Abstract

This paper examines the evaporation features of water droplets moving through high-temperature combustion products of typical flammable liquids (on an example of gasoline, kerosene, ethanol, and acetone). Using Shadow Photography and Interferometric Particle Imaging methods contributed to perform the given experimental research. Such approach enabled to establish the integral characteristics of droplet motion (sizes and velocities) and evaporation process (evaporation rate). The initial droplet sizes (radii) and the temperatures of combustion products varied in a wide range: 0.05–4 mm and 400–1900 K, respectively.
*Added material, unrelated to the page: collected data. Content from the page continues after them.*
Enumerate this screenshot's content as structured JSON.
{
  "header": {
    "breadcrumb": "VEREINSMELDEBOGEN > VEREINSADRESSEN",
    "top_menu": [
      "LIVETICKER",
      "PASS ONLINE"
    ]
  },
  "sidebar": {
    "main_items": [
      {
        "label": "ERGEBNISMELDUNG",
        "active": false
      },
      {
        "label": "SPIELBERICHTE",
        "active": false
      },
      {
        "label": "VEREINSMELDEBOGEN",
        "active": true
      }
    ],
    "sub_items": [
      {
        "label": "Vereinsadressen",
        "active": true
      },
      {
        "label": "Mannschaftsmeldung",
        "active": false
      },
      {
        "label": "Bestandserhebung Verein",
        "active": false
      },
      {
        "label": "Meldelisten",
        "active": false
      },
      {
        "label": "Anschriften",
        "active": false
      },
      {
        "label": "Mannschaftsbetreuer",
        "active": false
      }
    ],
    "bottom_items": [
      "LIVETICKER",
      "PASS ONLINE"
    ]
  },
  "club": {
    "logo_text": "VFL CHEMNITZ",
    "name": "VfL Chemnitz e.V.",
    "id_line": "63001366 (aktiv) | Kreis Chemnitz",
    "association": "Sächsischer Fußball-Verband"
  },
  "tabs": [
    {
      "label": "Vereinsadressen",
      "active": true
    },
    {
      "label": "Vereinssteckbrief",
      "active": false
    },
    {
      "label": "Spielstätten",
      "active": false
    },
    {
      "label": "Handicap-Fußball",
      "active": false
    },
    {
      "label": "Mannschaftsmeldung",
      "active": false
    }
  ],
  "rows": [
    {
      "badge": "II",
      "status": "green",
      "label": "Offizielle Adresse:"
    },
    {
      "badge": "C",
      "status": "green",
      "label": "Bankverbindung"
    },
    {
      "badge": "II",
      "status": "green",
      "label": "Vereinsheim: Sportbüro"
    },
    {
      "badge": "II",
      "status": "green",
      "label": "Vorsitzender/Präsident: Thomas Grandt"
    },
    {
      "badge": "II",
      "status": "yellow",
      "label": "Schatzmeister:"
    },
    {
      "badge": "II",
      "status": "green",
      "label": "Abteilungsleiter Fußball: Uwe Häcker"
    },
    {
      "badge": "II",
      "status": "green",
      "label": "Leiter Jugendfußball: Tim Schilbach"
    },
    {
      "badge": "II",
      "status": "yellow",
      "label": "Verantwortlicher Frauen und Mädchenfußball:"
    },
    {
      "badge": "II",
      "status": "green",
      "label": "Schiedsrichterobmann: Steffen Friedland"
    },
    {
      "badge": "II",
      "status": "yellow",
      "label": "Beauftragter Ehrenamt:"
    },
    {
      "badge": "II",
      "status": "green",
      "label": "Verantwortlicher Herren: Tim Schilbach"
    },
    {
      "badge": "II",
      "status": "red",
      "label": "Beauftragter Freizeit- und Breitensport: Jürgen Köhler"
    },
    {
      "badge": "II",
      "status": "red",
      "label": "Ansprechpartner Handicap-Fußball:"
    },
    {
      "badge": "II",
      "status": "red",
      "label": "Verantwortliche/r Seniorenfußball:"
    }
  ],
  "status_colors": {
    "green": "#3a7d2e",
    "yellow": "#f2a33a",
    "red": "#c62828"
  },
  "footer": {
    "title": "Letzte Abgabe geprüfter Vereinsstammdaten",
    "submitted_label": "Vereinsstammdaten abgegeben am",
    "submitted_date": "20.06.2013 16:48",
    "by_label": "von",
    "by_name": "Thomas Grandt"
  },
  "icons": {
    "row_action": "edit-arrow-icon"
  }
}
The choice of these ranges allowed us to summarize the research results, which can be applied in a group of promising high-temperature (usually more than 1000 K) gas-vapor-droplet technologies (thermal or flame methods of liquid waste treatment; heat carriers based on flue gases, steam, and water droplets; polydisperse firefighting). Conditions of almost the complete and insignificant (with minimum change of liquid mass) droplet evaporation were determined. In addition, the integral characteristics of water droplet evaporation under non-stationary heat transfer (at a temperature of combustion products from 1900 K to 400 K) were compared with the same characteristics under nearly stationary heat transfer (at a temperature of 1100 ± 30 K). During short-time heating (less than 0.5 s), values of these parameters correlated well (deviations did not exceed 8–12%).